Meet the Jolly Tars

Ken Purcell

 

  Ken began piano lessons at age five and sang in both the junior and senior choirs at his church.  His musical development was typical for a musical teenager of the sixties; strumming guitar in a folk music trio and then playing his Vox Continental portable organ in several rock & roll bands.

  Ken discovered bluegrass while in college, and also renewed his affection for folk music by performing in the coffeehouse scene.  He played keyboard in several country and western bands in the late seventies and then discovered Irish folk and traditional music in the eighties.  Although Ken still performs many genres of music, he has increasingly gravitated toward Irish music, music of the American Civil War and maritime music of the British isles.
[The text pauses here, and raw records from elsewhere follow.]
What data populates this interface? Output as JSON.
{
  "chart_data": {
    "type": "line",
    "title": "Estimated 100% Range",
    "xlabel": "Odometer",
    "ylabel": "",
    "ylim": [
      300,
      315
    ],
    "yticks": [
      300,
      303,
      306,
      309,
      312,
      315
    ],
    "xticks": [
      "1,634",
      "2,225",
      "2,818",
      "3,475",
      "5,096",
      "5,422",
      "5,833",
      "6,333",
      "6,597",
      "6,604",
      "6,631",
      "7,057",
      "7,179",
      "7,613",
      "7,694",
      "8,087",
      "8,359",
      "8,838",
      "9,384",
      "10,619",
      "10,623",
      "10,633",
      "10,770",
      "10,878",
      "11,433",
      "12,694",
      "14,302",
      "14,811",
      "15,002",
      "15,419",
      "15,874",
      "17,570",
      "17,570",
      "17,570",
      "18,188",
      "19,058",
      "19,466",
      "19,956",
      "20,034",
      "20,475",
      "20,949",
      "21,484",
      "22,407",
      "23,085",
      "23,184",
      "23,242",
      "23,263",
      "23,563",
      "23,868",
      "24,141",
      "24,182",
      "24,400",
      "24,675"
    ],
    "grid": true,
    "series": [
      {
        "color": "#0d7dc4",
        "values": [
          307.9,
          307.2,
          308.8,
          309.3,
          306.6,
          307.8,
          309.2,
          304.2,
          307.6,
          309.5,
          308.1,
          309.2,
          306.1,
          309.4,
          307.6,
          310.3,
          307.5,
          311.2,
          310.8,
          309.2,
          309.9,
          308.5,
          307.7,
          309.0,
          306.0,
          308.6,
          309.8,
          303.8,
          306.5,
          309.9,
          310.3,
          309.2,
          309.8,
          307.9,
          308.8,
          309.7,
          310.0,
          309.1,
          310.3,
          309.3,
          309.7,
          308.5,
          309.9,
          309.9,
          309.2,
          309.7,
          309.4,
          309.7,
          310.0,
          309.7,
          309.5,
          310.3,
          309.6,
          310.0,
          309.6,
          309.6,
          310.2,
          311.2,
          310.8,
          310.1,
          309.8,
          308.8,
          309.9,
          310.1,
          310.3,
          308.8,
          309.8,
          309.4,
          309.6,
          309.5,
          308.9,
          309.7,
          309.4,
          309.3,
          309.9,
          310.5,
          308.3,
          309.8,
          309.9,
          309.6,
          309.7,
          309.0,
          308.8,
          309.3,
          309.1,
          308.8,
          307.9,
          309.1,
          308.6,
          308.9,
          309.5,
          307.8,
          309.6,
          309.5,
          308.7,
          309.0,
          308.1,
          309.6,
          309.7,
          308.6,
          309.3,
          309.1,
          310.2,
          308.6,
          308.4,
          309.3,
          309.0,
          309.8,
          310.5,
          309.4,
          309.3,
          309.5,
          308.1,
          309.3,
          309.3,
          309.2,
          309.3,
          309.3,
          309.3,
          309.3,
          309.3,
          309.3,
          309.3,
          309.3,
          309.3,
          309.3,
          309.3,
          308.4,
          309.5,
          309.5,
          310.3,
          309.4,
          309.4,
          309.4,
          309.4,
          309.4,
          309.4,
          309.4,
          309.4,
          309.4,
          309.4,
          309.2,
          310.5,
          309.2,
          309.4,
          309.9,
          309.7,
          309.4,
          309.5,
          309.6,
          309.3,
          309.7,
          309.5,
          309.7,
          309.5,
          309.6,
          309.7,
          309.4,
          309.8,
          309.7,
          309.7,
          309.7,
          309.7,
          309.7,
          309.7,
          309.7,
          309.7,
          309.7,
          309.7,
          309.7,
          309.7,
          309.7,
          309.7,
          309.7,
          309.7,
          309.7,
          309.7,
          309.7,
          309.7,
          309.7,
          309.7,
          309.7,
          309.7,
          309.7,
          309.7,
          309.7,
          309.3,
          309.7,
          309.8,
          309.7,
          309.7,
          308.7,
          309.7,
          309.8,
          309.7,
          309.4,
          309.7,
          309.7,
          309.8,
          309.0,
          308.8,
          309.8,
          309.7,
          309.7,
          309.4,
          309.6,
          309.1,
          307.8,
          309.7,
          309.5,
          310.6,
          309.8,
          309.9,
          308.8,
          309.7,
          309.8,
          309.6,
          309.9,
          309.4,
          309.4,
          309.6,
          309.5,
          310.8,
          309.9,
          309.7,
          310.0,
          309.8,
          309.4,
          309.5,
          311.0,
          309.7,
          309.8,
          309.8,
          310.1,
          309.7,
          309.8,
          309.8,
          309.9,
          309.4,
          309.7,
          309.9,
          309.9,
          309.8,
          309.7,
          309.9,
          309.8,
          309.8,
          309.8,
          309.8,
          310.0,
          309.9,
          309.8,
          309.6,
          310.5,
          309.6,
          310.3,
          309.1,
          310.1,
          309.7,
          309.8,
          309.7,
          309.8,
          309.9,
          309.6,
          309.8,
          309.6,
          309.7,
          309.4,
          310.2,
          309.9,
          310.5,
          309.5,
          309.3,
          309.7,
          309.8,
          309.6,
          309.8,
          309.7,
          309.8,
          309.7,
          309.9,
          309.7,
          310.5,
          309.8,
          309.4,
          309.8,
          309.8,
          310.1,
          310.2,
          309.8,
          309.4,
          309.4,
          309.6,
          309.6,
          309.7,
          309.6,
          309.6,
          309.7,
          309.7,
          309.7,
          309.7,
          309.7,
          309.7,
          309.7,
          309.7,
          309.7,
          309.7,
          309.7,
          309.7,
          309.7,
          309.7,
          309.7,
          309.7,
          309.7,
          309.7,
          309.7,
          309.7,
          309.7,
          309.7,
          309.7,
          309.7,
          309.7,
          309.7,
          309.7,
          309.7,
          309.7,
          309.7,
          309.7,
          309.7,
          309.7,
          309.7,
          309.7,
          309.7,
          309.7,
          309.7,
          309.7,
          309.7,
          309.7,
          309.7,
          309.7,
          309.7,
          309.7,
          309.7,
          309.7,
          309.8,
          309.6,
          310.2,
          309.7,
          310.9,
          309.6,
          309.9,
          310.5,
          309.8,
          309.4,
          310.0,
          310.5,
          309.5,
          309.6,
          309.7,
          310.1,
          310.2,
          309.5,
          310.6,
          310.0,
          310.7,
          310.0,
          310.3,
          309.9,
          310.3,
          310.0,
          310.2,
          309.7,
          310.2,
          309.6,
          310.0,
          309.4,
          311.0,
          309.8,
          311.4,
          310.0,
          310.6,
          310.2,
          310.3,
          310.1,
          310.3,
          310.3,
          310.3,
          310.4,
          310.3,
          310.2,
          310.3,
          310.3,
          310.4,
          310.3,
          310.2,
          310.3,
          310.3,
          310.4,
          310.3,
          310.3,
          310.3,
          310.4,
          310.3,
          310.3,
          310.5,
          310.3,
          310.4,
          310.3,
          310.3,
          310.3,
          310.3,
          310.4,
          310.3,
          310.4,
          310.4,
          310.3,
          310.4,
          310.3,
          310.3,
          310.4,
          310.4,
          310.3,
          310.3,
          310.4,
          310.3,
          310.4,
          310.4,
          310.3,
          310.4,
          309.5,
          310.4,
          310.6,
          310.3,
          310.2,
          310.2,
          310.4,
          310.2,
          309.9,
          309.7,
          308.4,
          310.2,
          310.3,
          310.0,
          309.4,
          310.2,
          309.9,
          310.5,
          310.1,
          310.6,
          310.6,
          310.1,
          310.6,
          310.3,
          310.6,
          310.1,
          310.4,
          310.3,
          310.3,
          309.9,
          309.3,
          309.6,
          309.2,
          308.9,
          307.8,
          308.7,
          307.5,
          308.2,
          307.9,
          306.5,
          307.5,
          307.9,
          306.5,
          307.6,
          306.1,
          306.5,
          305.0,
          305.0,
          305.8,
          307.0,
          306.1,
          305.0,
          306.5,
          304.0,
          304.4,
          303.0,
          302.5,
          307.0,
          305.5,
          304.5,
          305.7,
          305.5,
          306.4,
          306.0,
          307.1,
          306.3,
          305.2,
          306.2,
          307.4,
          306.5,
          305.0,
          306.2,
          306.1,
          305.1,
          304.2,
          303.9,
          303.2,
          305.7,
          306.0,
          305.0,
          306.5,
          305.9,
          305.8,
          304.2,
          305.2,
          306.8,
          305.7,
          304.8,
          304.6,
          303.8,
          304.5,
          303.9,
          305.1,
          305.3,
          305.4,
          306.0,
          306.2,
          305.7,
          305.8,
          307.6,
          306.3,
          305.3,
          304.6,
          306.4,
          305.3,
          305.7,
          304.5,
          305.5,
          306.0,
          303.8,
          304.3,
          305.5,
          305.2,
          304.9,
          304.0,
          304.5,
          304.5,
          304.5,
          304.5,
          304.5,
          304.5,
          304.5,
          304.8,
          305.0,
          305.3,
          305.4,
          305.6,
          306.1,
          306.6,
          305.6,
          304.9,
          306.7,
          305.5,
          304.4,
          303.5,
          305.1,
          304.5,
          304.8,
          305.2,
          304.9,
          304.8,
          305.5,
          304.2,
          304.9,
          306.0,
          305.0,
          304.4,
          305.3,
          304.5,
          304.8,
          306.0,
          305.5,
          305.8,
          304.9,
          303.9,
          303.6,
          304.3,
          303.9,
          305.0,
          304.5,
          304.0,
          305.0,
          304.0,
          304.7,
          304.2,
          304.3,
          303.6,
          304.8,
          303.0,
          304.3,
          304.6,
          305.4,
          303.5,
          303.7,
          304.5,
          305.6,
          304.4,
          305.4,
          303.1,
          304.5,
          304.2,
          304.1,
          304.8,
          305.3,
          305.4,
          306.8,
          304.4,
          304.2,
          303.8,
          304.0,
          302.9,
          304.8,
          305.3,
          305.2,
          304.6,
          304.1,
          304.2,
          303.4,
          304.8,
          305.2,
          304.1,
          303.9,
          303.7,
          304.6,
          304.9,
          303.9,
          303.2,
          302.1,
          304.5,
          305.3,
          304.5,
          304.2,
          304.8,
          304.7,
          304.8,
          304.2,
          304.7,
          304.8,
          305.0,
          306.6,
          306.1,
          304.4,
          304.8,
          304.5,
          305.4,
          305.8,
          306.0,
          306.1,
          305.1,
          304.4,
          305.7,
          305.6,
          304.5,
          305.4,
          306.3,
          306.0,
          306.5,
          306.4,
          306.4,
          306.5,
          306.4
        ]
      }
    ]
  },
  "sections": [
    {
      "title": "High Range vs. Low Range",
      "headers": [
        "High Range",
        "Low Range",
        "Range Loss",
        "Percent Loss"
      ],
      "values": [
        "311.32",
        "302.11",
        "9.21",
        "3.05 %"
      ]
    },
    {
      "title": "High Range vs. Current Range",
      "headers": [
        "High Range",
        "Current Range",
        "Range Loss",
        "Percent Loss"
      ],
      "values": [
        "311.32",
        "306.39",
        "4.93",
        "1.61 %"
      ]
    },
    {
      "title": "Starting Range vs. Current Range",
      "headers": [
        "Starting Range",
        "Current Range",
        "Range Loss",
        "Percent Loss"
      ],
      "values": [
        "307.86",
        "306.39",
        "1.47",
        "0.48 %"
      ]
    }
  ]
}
  Beginning in 2002, Ken also performed with his youngest sons in their family band for several years until the boys struck out in their own musical direction.

   In 2011, Ken began playing with claw hammer banjoist, Jake Laubach, and in 2012 they began performing as the Jolly Roving Tars.  Since launching the “Tars”, Ken and Jake’s distinctive repertoire, appearance and sound have taken them to varied ports of call, including a tall ship, a passenger rail car, maritime museums and numerous heritage festivals.

Jake Laubach

 

  Jake, a third generation musician, started playing clarinet in elementary school. Classically trained, playing in school orchestras and bands through high school, he also learned to play Sousaphone. Leaving classical and organized music behind, Jake taught himself to play claw-hammer banjo in 1978 and embraced folk music. 

  During the 1980s, he picked woodwinds back up and played sax for a local rockabilly band. Excited by the new trends in electronic music, Jake then began playing synthesizer in a New Wave and Experimental Music group.  Surprisingly enough, it was during this time that Jake revisited folk music and developed a love for singing Irish, Scottish and English ballads and folk songs. He often sang them, a cappella, while at work in a factory.  Over time he was invited to sing at coworkers houses for small gatherings and at a local tavern.

  Jake began to perform at fireside while civil war reenacting in the mid 1990s. About that time Jake and Ken started working together performing Civil War period music for Civil War functions. Over the years Jake has amassed a respectable repertory of songs and tunes that span three hundred years and has added the fretless banjo, concertina, mandolin, the Hurdy Gurdy and other folk  instruments to his musical arsenal.